Passou a conversar com a falecida:
-Iracema, já há alguns dias eu vinha te procurando, Iracema! O que aconteceu, Iracema?
Repetia o nome dela no final de cada frase para dar ênfase ao desespero...
-O que eu vou fazer da minha vida sem você, Iracema?
A fala chorosa; as pessoas iam parando suas conversas para atentar ao sofrimento do homem.
-Como você foi me fazer uma coisa dessas, Iracema? Sempre te pedia para ter cuidado pela rua, Iracema! E agora? O que eu faço, Iracema? - ergueu a sacola como se mostrasse para ela - Só me restou isso de você, Iracema! Isso e a conta do sapateiro, Iracema, a conta do sapateiro...
A platéia aumentava, ele já se candidatava ao Oscar. A língua, meio pesada de bebida, criava vida...
-Iracema, faltavam vinte dias para o nosso casamento, você atravessou a São João, veio um carro, te pega e te pincha no chão. Você foi para Assistência, Iracema.
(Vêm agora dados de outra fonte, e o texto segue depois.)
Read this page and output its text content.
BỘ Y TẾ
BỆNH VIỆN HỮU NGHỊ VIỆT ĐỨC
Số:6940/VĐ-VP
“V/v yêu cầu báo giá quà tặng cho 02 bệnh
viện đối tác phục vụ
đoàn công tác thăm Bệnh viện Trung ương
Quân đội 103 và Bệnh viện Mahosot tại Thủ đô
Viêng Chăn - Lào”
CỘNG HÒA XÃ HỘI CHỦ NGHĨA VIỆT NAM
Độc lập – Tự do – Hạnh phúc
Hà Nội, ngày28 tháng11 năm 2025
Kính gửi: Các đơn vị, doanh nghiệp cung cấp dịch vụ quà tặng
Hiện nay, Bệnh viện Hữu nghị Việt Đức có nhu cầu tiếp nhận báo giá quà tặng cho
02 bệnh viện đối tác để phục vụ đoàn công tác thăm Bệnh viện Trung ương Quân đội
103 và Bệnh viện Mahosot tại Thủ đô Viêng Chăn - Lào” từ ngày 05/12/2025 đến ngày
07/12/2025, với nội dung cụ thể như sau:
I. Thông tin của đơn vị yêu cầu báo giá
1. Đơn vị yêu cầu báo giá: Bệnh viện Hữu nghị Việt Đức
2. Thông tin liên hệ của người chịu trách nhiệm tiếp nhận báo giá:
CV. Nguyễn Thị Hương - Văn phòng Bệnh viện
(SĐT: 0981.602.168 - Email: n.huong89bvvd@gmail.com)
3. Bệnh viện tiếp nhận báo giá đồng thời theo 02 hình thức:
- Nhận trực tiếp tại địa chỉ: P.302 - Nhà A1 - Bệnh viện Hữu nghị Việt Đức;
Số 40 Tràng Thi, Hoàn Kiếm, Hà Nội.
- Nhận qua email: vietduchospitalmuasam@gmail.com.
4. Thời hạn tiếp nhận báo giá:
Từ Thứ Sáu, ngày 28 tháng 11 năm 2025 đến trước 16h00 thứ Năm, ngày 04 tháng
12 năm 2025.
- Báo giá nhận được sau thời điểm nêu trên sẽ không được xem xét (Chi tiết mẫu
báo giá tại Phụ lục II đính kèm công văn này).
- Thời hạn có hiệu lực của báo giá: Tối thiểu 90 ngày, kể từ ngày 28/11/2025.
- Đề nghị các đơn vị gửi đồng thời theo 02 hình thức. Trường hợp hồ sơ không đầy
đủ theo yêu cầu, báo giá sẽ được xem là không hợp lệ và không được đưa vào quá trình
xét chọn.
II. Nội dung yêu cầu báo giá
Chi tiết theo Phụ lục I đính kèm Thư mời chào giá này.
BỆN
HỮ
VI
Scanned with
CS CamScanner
O chofer não teve culpa, Iracema - e completou no auge, aclamando piedade dos demais - Paciência, Iracema, paciência.
-Meu senhor, deve haver algum engano. Acho que está lamentando pela pessoa errada. A Iracema se matou, não foi acidente. Ela se jogou na frente de um caminhão. Morreu mortinha, na hora, não teve nem chance de resgate.
-Sim, claro, eu sei, mas é que, como noivo, fica difícil aceitar que ela estava passando por um momento ruim...
-Momento ruim? Com certeza há algum engano. A vida inteira a coitada sofreu. Sempre rejeitada, se rejeitando, passou a vida economizando para a cirurgia, quando finalmente ela vai resolver seu problema vem um canalha de um médico charlatão e leva todo seu dinheiro...
-Pois é, eu sei, boa parte do dinheiro fui eu que ajudei, mas estou sofrendo tanto por ela que nem pensei nisso... a gente se amava tanto... claro que eu estaria ao lado dela para resolver esse problema de saúde...
-Problema de saúde?
Todos começaram a rir no velório. O falso noivo, numa mistura de susto e indignação forjada quis saber o motivo da zombaria.
-Não havia problema de saúde, nenhum. A Iracema nasceu João, ela queria era fazer mudança de sexo!